Delete the pool by highlighting it and selecting <Remove> and then follow the prompts.

Using Ceph Storage as VM space

In this example two pools will be used – one for storing images and the other for containers. Create the pools with a replication size of 2 and set the pg count at 128. This will allow the addition of further OSD’s later on. The pools will be named rbd-vms and rbd-containers.

Copy the keyring to the locations shown below: Note that the filename is /etc/pve/priv/ceph/<poolname>.keyring

Next from the GUI select <Datacenter> à <Storage> à <Add> and select <RBD> as the storage type.

At the dialogue enter the parameters as shown adding all three of the monitors.

For the container pool select <KRBD> and use <Container> for the content deselecting image.

Now the Server View pane shows the storage available to all nodes.

Select One of the nodes then – <rbd-vms> – < Summary>

Using the ceph pools for VM storage

First upload an image to one of the servers – in this example the VM will be created on node proxmox127. Select the local storage and upload an iso image to it.

In this example Ubuntu 17 server has been selected –

Now select <Create VM> from the top right hand side of the screen and respond to the prompts until the <Hard Disk> screen is reached. From the drop-down menu select <rbd-vms> as the storage for the Virtual Ubuntu machine.

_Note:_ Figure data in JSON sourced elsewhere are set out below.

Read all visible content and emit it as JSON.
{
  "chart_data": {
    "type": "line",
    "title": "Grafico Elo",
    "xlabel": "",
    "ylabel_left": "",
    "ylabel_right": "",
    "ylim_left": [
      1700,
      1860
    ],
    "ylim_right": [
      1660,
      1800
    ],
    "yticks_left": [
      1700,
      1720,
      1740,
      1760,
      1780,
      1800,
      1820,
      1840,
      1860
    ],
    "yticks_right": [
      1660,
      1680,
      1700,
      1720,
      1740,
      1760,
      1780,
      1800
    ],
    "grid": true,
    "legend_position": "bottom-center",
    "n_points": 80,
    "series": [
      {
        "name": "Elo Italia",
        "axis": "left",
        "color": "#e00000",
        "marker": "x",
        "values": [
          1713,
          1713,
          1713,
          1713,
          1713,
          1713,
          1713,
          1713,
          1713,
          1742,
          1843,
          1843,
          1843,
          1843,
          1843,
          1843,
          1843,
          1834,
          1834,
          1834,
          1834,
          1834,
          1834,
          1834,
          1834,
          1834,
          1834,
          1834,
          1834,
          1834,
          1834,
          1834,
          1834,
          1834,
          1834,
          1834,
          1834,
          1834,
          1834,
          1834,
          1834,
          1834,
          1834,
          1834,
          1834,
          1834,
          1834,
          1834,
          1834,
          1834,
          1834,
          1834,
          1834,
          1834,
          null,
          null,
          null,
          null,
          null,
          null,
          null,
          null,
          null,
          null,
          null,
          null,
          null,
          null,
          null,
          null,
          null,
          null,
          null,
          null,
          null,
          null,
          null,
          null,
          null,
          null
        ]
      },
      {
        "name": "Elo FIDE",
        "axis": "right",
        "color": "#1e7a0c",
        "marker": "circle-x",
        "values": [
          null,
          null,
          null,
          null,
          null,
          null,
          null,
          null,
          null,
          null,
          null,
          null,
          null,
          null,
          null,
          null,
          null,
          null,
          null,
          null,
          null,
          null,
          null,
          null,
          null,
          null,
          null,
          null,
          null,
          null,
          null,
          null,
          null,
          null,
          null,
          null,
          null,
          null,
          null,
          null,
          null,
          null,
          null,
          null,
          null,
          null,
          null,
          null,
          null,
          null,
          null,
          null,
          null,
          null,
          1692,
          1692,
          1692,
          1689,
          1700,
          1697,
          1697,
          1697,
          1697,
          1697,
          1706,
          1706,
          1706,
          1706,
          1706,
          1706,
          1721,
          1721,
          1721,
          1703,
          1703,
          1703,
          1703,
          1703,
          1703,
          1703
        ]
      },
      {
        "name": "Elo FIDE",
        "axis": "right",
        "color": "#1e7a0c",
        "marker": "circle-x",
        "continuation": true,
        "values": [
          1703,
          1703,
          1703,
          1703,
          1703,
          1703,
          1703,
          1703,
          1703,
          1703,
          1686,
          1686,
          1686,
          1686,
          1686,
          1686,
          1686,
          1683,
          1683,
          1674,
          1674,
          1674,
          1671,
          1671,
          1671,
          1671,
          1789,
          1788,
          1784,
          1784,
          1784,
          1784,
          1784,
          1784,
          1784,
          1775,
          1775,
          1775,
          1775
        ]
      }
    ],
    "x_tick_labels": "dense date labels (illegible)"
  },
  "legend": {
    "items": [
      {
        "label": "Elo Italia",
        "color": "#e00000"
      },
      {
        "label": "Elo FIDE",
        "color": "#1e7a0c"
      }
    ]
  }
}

Complete the prompts – and then select the VM – <Hardware> and add a second 40 GB virtual disk to the VM again using rbd-vms.

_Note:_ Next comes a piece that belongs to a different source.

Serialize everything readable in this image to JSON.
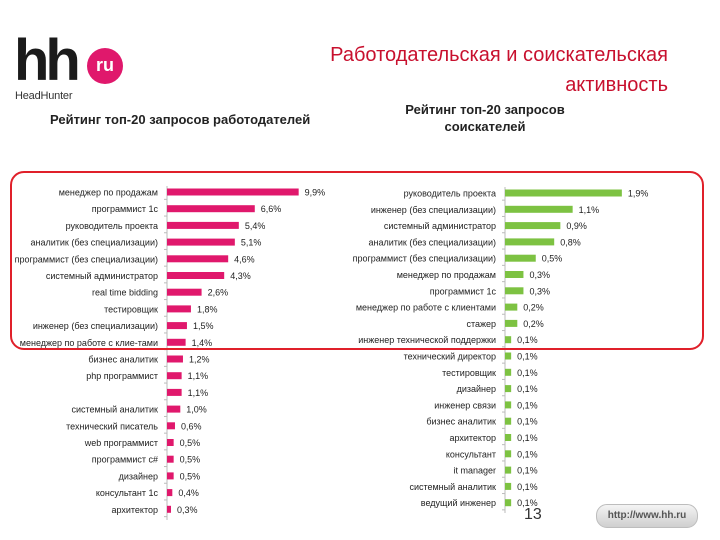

Start the VM and install Ubuntu Server.

Note during the installation that both of the ceph based virtual disks are presented.

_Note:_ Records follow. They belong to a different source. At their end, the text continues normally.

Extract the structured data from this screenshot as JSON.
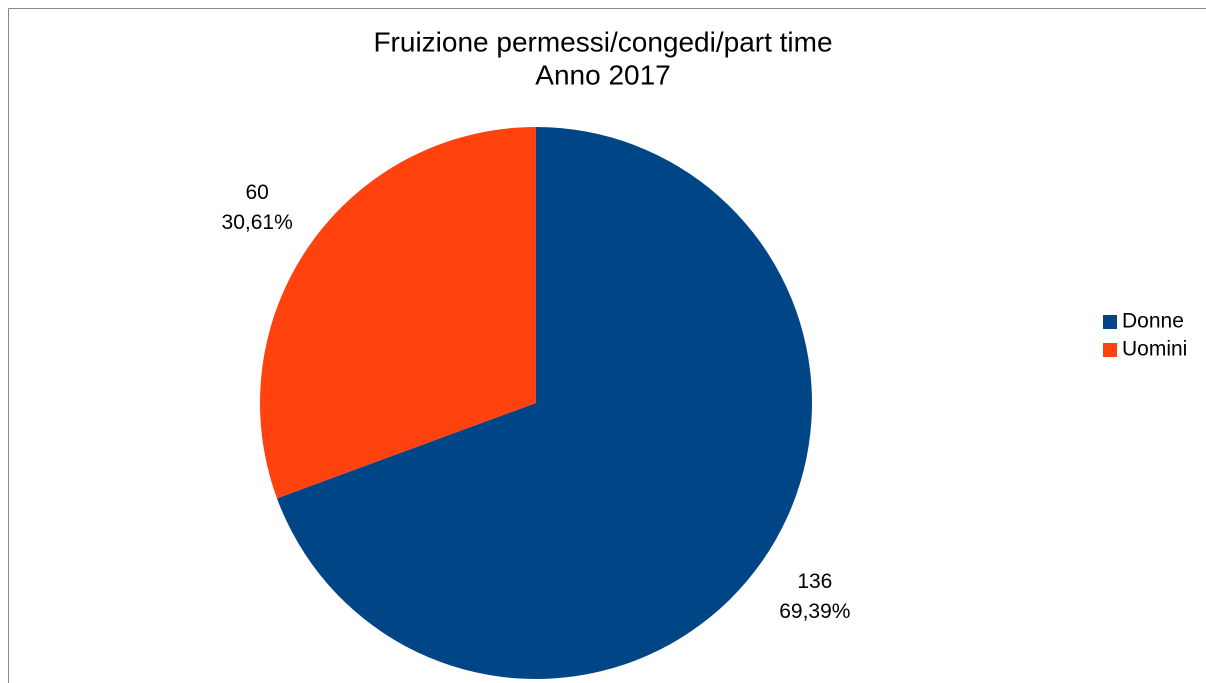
{
  "chart_data": {
    "type": "pie",
    "title": [
      "Fruizione permessi/congedi/part time",
      "Anno 2017"
    ],
    "categories": [
      "Donne",
      "Uomini"
    ],
    "values": [
      136,
      60
    ],
    "percentage_labels": [
      "69,39%",
      "30,61%"
    ],
    "colors": [
      "#004586",
      "#ff420e"
    ],
    "legend": "right"
  }
}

The ceph performance screen shows the I/O activity


Proxmox is highly recommended not just for home use as it is also an excellent Hypervisor that is used in many Production environments. There are a number of support options available and in the author’s opinion it is the easiest and fastest way to get started with exploring the world of Ceph.